O que me preocupa é que não precisou nem sermos objeto de reportagem da "New Yorker" para que meus queridos colegas parecessem felizes como pintos no lixo -bastou uma revista made in Bananão cujo mérito é ter menos erros de concordância do que as outras (não muito menos, aliás). Daqui a pouco, o pessoal acaba sendo convidado para ir ao programa do Jô Soares -e, horror dos horrores, vai. Se isso acontecer, eu também vou, mas para bombardear o gordo e quem mais estiver lá com meus coquetéis merdotov de fabricação caseira. Não digam que não avisei.

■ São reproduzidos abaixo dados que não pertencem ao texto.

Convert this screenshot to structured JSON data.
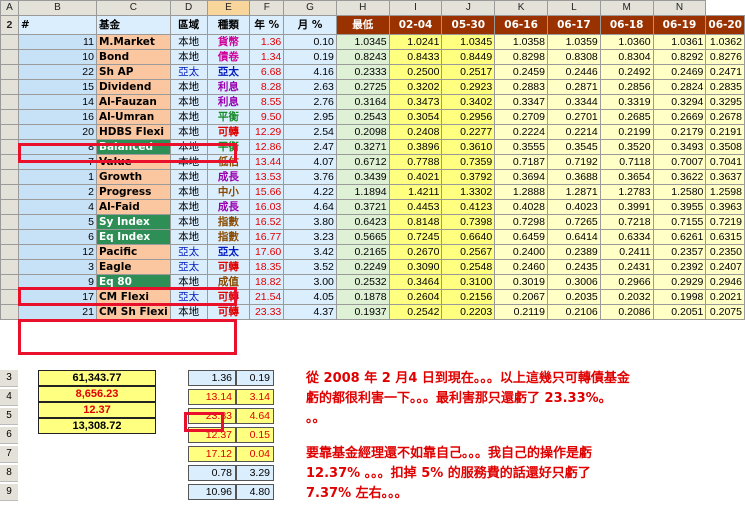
{
  "columns": [
    "A",
    "B",
    "C",
    "D",
    "E",
    "F",
    "G",
    "H",
    "I",
    "J",
    "K",
    "L",
    "M",
    "N"
  ],
  "header": {
    "row": "2",
    "num": "#",
    "fund": "基金",
    "region": "區域",
    "type": "種類",
    "year": "年 %",
    "month": "月 %",
    "low": "最低",
    "dates": [
      "02-04",
      "05-30",
      "06-16",
      "06-17",
      "06-18",
      "06-19",
      "06-20"
    ]
  },
  "rows": [
    {
      "r": "11",
      "fund": "M.Market",
      "loc": "本地",
      "typ": "貨幣",
      "tc": "c-magenta",
      "fbg": "bg-peach",
      "y": "1.36",
      "m": "0.10",
      "low": "1.0345",
      "d": [
        "1.0241",
        "1.0345",
        "1.0358",
        "1.0359",
        "1.0360",
        "1.0361",
        "1.0362"
      ]
    },
    {
      "r": "10",
      "fund": "Bond",
      "loc": "本地",
      "typ": "債卷",
      "tc": "c-magenta",
      "fbg": "bg-peach",
      "y": "1.34",
      "m": "0.19",
      "low": "0.8243",
      "d": [
        "0.8433",
        "0.8449",
        "0.8298",
        "0.8308",
        "0.8304",
        "0.8292",
        "0.8276"
      ]
    },
    {
      "r": "22",
      "fund": "Sh AP",
      "loc": "亞太",
      "typ": "亞太",
      "tc": "c-blue",
      "lc": "c-blue",
      "fbg": "bg-peach",
      "y": "6.68",
      "m": "4.16",
      "low": "0.2333",
      "d": [
        "0.2500",
        "0.2517",
        "0.2459",
        "0.2446",
        "0.2492",
        "0.2469",
        "0.2471"
      ]
    },
    {
      "r": "15",
      "fund": "Dividend",
      "loc": "本地",
      "typ": "利息",
      "tc": "c-purple",
      "fbg": "bg-peach",
      "y": "8.28",
      "m": "2.63",
      "low": "0.2725",
      "d": [
        "0.3202",
        "0.2923",
        "0.2883",
        "0.2871",
        "0.2856",
        "0.2824",
        "0.2835"
      ]
    },
    {
      "r": "14",
      "fund": "Al-Fauzan",
      "loc": "本地",
      "typ": "利息",
      "tc": "c-purple",
      "fbg": "bg-peach",
      "y": "8.55",
      "m": "2.76",
      "low": "0.3164",
      "d": [
        "0.3473",
        "0.3402",
        "0.3347",
        "0.3344",
        "0.3319",
        "0.3294",
        "0.3295"
      ]
    },
    {
      "r": "16",
      "fund": "Al-Umran",
      "loc": "本地",
      "typ": "平衡",
      "tc": "c-green",
      "fbg": "bg-peach",
      "y": "9.50",
      "m": "2.95",
      "low": "0.2543",
      "d": [
        "0.3054",
        "0.2956",
        "0.2709",
        "0.2701",
        "0.2685",
        "0.2669",
        "0.2678"
      ]
    },
    {
      "r": "20",
      "fund": "HDBS Flexi",
      "loc": "本地",
      "typ": "可轉",
      "tc": "c-red",
      "fbg": "bg-peach",
      "y": "12.29",
      "m": "2.54",
      "low": "0.2098",
      "d": [
        "0.2408",
        "0.2277",
        "0.2224",
        "0.2214",
        "0.2199",
        "0.2179",
        "0.2191"
      ]
    },
    {
      "r": "8",
      "fund": "Balanced",
      "loc": "本地",
      "typ": "平衡",
      "tc": "c-green",
      "fbg": "bg-dkgreen",
      "y": "12.86",
      "m": "2.47",
      "low": "0.3271",
      "d": [
        "0.3896",
        "0.3610",
        "0.3555",
        "0.3545",
        "0.3520",
        "0.3493",
        "0.3508"
      ]
    },
    {
      "r": "7",
      "fund": "Value",
      "loc": "本地",
      "typ": "低估",
      "tc": "c-brown",
      "fbg": "bg-peach",
      "y": "13.44",
      "m": "4.07",
      "low": "0.6712",
      "d": [
        "0.7788",
        "0.7359",
        "0.7187",
        "0.7192",
        "0.7118",
        "0.7007",
        "0.7041"
      ]
    },
    {
      "r": "1",
      "fund": "Growth",
      "loc": "本地",
      "typ": "成長",
      "tc": "c-purple",
      "fbg": "bg-peach",
      "y": "13.53",
      "m": "3.76",
      "low": "0.3439",
      "d": [
        "0.4021",
        "0.3792",
        "0.3694",
        "0.3688",
        "0.3654",
        "0.3622",
        "0.3637"
      ]
    },
    {
      "r": "2",
      "fund": "Progress",
      "loc": "本地",
      "typ": "中小",
      "tc": "c-brown",
      "fbg": "bg-peach",
      "y": "15.66",
      "m": "4.22",
      "low": "1.1894",
      "d": [
        "1.4211",
        "1.3302",
        "1.2888",
        "1.2871",
        "1.2783",
        "1.2580",
        "1.2598"
      ]
    },
    {
      "r": "4",
      "fund": "Al-Faid",
      "loc": "本地",
      "typ": "成長",
      "tc": "c-purple",
      "fbg": "bg-peach",
      "y": "16.03",
      "m": "4.64",
      "low": "0.3721",
      "d": [
        "0.4453",
        "0.4123",
        "0.4028",
        "0.4023",
        "0.3991",
        "0.3955",
        "0.3963"
      ]
    },
    {
      "r": "5",
      "fund": "Sy Index",
      "loc": "本地",
      "typ": "指數",
      "tc": "c-brown",
      "fbg": "bg-dkgreen",
      "y": "16.52",
      "m": "3.80",
      "low": "0.6423",
      "d": [
        "0.8148",
        "0.7398",
        "0.7298",
        "0.7265",
        "0.7218",
        "0.7155",
        "0.7219"
      ]
    },
    {
      "r": "6",
      "fund": "Eq Index",
      "loc": "本地",
      "typ": "指數",
      "tc": "c-brown",
      "fbg": "bg-dkgreen",
      "y": "16.77",
      "m": "3.23",
      "low": "0.5665",
      "d": [
        "0.7245",
        "0.6640",
        "0.6459",
        "0.6414",
        "0.6334",
        "0.6261",
        "0.6315"
      ]
    },
    {
      "r": "12",
      "fund": "Pacific",
      "loc": "亞太",
      "typ": "亞太",
      "tc": "c-blue",
      "lc": "c-blue",
      "fbg": "bg-peach",
      "y": "17.60",
      "m": "3.42",
      "low": "0.2165",
      "d": [
        "0.2670",
        "0.2567",
        "0.2400",
        "0.2389",
        "0.2411",
        "0.2357",
        "0.2350"
      ]
    },
    {
      "r": "3",
      "fund": "Eagle",
      "loc": "亞太",
      "typ": "可轉",
      "tc": "c-red",
      "lc": "c-blue",
      "fbg": "bg-peach",
      "y": "18.35",
      "m": "3.52",
      "low": "0.2249",
      "d": [
        "0.3090",
        "0.2548",
        "0.2460",
        "0.2435",
        "0.2431",
        "0.2392",
        "0.2407"
      ]
    },
    {
      "r": "9",
      "fund": "Eq 80",
      "loc": "本地",
      "typ": "成值",
      "tc": "c-brown",
      "fbg": "bg-dkgreen",
      "y": "18.82",
      "m": "3.00",
      "low": "0.2532",
      "d": [
        "0.3464",
        "0.3100",
        "0.3019",
        "0.3006",
        "0.2966",
        "0.2929",
        "0.2946"
      ]
    },
    {
      "r": "17",
      "fund": "CM Flexi",
      "loc": "亞太",
      "typ": "可轉",
      "tc": "c-red",
      "lc": "c-blue",
      "fbg": "bg-peach",
      "y": "21.54",
      "m": "4.05",
      "low": "0.1878",
      "d": [
        "0.2604",
        "0.2156",
        "0.2067",
        "0.2035",
        "0.2032",
        "0.1998",
        "0.2021"
      ]
    },
    {
      "r": "21",
      "fund": "CM Sh Flexi",
      "loc": "本地",
      "typ": "可轉",
      "tc": "c-red",
      "fbg": "bg-peach",
      "y": "23.33",
      "m": "4.37",
      "low": "0.1937",
      "d": [
        "0.2542",
        "0.2203",
        "0.2119",
        "0.2106",
        "0.2086",
        "0.2051",
        "0.2075"
      ]
    }
  ],
  "summary": {
    "row_nums": [
      "3",
      "4",
      "5",
      "6",
      "7",
      "8",
      "9"
    ],
    "left": [
      "61,343.77",
      "8,656.23",
      "12.37",
      "13,308.72"
    ],
    "year": [
      "1.36",
      "13.14",
      "23.33",
      "12.37",
      "17.12",
      "0.78",
      "10.96"
    ],
    "month": [
      "0.19",
      "3.14",
      "4.64",
      "0.15",
      "0.04",
      "3.29",
      "4.80"
    ]
  },
  "notes": {
    "line1": "從 2008 年 2 月4 日到現在。。。以上這幾只可轉債基金",
    "line2": "虧的都很利害一下。。。最利害那只還虧了 23.33%。",
    "line3": "。。",
    "line4": "要靠基金經理還不如靠自己。。。我自己的操作是虧",
    "line5": "12.37% 。。。扣掉 5% 的服務費的話還好只虧了",
    "line6": "7.37% 左右。。。"
  }
}
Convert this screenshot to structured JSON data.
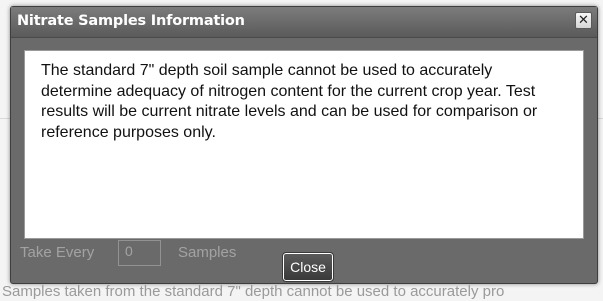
{
  "background": {
    "take_every_label": "Take Every",
    "take_every_value": "0",
    "samples_label": "Samples",
    "footer_text": "Samples taken from the standard 7\" depth cannot be used to accurately pro"
  },
  "dialog": {
    "title": "Nitrate Samples Information",
    "close_icon": "✕",
    "message": "The standard 7\" depth soil sample cannot be used to accurately determine adequacy of nitrogen content for the current crop year. Test results will be current nitrate levels and can be used for comparison or reference purposes only.",
    "close_button_label": "Close"
  },
  "colors": {
    "titlebar": "#6a6a6a",
    "content_background": "#ffffff",
    "button": "#444444"
  }
}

(*) Pervertidos que chegaram via Gúgol, sinto decepcioná-los. Aqui há bizarrices de montão, mas nenhum séquiço.

8.2.04

Alegria de náufragos

Ler o gordão eduardiano à beira-mar tem sido uma experiência muito agradável. Ele cunhou a melhor definição de poesia que conheço: a lista, feita pelo náufrago Robinson Crusoé, dos bens que conseguira salvar, das coisas arrebatadas ao oceano. Todo poema -toda a arte?- é inventário daquilo que escapou ao naufrágio. T.S. Eliot pode ter escrito versos melhores, mas nenhum tão certeiro quanto "these fragments I have shored against my ruins" -tão na mosca quanto Ungaretti ao batizar um de seus poemas como "alegria de náufragos". Grandes nadadores, esses dois.

7.2.04

A democracia na cidade dos pés juntos

Dizia Chesterton que tradição é democracia: direito de voto estendido aos mortos. Eu diria que, pelo menos no que concerne à literatura, é a melhor espécie de democracia. Os mortos sabem votar; afinal, já viveram de tudo, e nossa experiência, por maior que seja, jamais será superior à deles. São, além de tudo, insubornáveis: hoje, não há dinheiro que faça Samuel Johnson ressuscitar para mudar de idéia e dizer que Shakespeare é ruim. Não quero, com isso, dizer que só a tradição deva ser levada em conta na hora de apurar os votos; mas é razoável que, se há 400 anos as pessoas dizem que o homem do ser-ou-não-ser é bom, essa opinião tenha algum peso.

Algum espírito dialético provavelmente dirá que "tradição" consiste numa sucessão de negações do status quo anterior, as quais depois se tornam, elas mesmas, tradição. Sem dúvida. Só que, hoje, quem decide enfrentar a tradição nunca é um Fernando Pessoa, homem capaz de peitar Camões; em regra, é gente que vê como melhor tudo o que não seja obra de "dead white males", ou tudo o que seja escrito "com os colhões", ou tudo o que ignore a tradição para reinventar a roda (triangular, desta vez). E assim caminha a mediocridade. O sono da razão produz arnaldantunes.

5.2.04

Aloha from Hawaii

Finalmente, aproveitando um dos raros momentos em que o senhor Burns não estava me vigiando, consegui escapar para a praia. Minha garganta dói, ainda como resultado da instabilidade climática paulistana; meus dois últimos neurônios remanescentes derreteram com o calor e minha conexão é discada. Tudo isso, à exceção da falta de neurônios -que, como vocês sabem, jamais me impediu de escrever-, tornará ainda mais raras as atualizações deste blogue. De todo modo, sempre que tiver tempo, aparecerei aqui para relatar os estranhos efeitos da ingestão de frango, farofa e areia nos seres humanos; acho que ela resultou em algumas mutações interessantes. Euclides da Cunha estava enganado: os mestiços neurastênicos do litoral são, antes de tudo, X-men.